Sparfüchse auf Schatzsuche: Das Kölner Auktionshaus Lempertz kämpfte bei seiner Versteigerung von klassischen und zeitgenössischen Fotografien mit einem zurückhaltenden und wählerischen Publikum

Unter Freunden



Vom Erfassen der bäuerlichen Daseinshärte in den Gesichtern seiner Porträtierten, ging der Fotograf August Sander dazu über, sich systematisch mit der Typologie der Deutschen zu befassen. Er suchte nach Menschen, deren traditionsorientiertes Leben sich in ihren Persönlichkeiten widerspiegelte. Einen solchen fand er 1928 in seinem Freund, dem Maler Heinrich Hoerle.
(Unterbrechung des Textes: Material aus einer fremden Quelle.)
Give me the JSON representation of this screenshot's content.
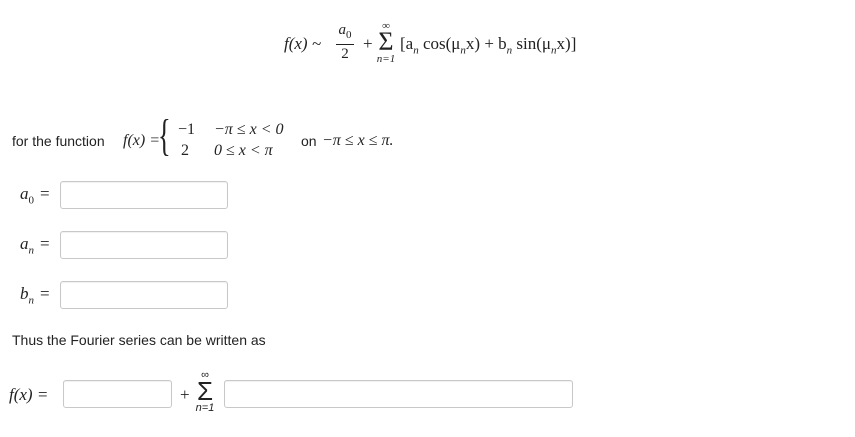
{
  "series_formula": {
    "lhs": "f(x) ~",
    "a0_num": "a",
    "a0_sub": "0",
    "a0_den": "2",
    "plus": "+",
    "sum_upper": "∞",
    "sum_symbol": "Σ",
    "sum_lower": "n=1",
    "term_open": "[a",
    "term_n1": "n",
    "term_cos": " cos(μ",
    "term_n2": "n",
    "term_mid": "x) + b",
    "term_n3": "n",
    "term_sin": " sin(μ",
    "term_n4": "n",
    "term_close": "x)]"
  },
  "function_def": {
    "prefix": "for the function",
    "f_lhs": "f(x) =",
    "case1_value": "−1",
    "case1_domain": "−π ≤ x < 0",
    "case2_value": "2",
    "case2_domain": "0 ≤ x < π",
    "interval_label": "on",
    "interval": "−π ≤ x ≤ π."
  },
  "coefficients": {
    "a0_label": "a",
    "a0_sub": "0",
    "an_label": "a",
    "an_sub": "n",
    "bn_label": "b",
    "bn_sub": "n",
    "equals": "=",
    "a0_value": "",
    "an_value": "",
    "bn_value": ""
  },
  "conclusion_text": "Thus the Fourier series can be written as",
  "final_formula": {
    "lhs": "f(x) =",
    "plus": "+",
    "sum_upper": "∞",
    "sum_symbol": "Σ",
    "sum_lower": "n=1",
    "constant_value": "",
    "series_value": ""
  }
}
Hochgebundener Schlips, akkurat gekämmter Kurzhaarschnitt, die Mimik wie erstarrt und ein bezwingender, in die Ferne gerichteter Blick. Das Dreiviertelprofil des Künstlers ist von der rechten Seite aus beleuchtet, im Hintergrund ist nur eine weiße Wand zu sehen. In Sanders Folge „Menschen des 20. Jahrhunderts“ gehört der Gelatinesilberabzug zur Gruppe V „Die Künstler“ und in die Mappe 33 „Der Maler“. Das Porträt schien für den deutschen Fotografen einen besonderen Stellenwert einzunehmen, hatte er doch einen Abzug im Arbeitszimmer seines Kölner Wohnhauses hängen. Hoerle, ein wichtiger Vertreter der Kunstszene des frühen 20. Jahrhunderts, engagierte sich als Wortführer und Publizist für die Künstlergruppe der „Kölner Progressiven“. Er selbst war begeistert von Sanders Aufnahmen und bemühte sich um deren publizistische Verbreitung. Auch Robert Görlinger, der Kölner Oberbürgermeister, war ein Freund des Fotografen. Als Gründungsvater und erster gewählter Vorsitzender der „Deutschen Gesellschaft für Photographie“ setzte er sich 1952 erfolgreich für den Ankauf von Sanders 16teiligem Mappenwerk „Köln wie es war“ mit 407 Abzügen durch die Stadt Köln ein. Sander schenkte Görlinger 1953 einen Abzug des Hoerle-Porträts als Teil einer Mappe zu seinem 65. Geburtstag.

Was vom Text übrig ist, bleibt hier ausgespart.